Now, I just signed a bill that changes structurally the way welfare works. It says at the national level we're going to guarantee poor families the health care that they need. We're going to guarantee poor children the nutrition they need. We're going to guarantee that there will be more money put into child care for working poor people, because they can't afford to pay it. But we're going to take what used to be the welfare check itself, the Federal portion and the State portion, we're going to let the State decide how to spend that money to try to spend it in a way that will move more people from welfare to work and put strict time limits on the limit of time that able-bodied people can stay on welfare.

Now, that's good, but if they're going to do that, if you're going to require people to go to work, they have to have work. They have to have a job to go to. So I want you, just the way you fought for the minimum wage, to say what we want for poor families in this country is what we want for ourselves. We want people to have the dignity of work and the success of raising their kids, and we are committed to real welfare reform. Yes, require people to work, but make sure you require them to do work because the work is there.
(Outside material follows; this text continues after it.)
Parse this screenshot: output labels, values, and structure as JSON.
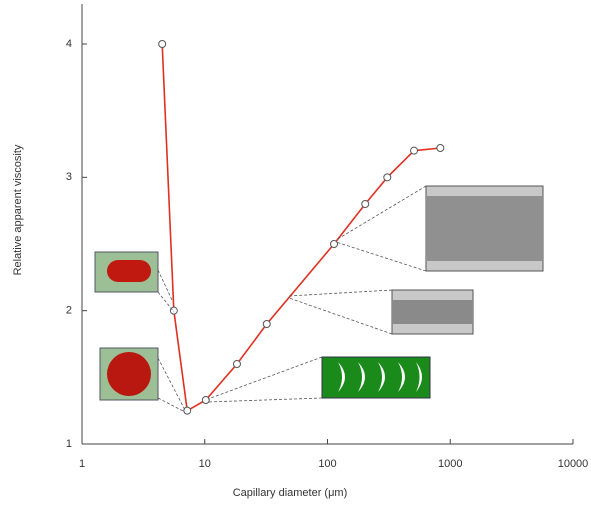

If we will continue to work together to create an America where everybody has a chance to live up to their God-given capacities and live out their dreams, this country's best days are still ahead. If you ever doubt that this country's days are still ahead, think about your story. Think about your 2 millionth Jeep. Think about all the right-hand drive vehicles you're selling all over the world. Think about how far you've come. Think about the success stories that you represent. Any one of you could have done what Todd did last night, and we want every American to be able to tell that same story.

Thank you, and God bless you all.

NOTE: The President spoke at 10 a.m. in the courtyard. In his remarks, he referred to Dennis Pawley, executive vice president, manufacturing, and Rob Liberatore, vice president, Washington affairs, Chrysler Corp.; Lloyd Mahaffey, region 2B assistant director, United Auto Workers; Bruce Baumhower, president, and Ron Conrad, chairman, Jeep unit, UAW Local 12; and James J. Blanchard, former Governor of Michigan.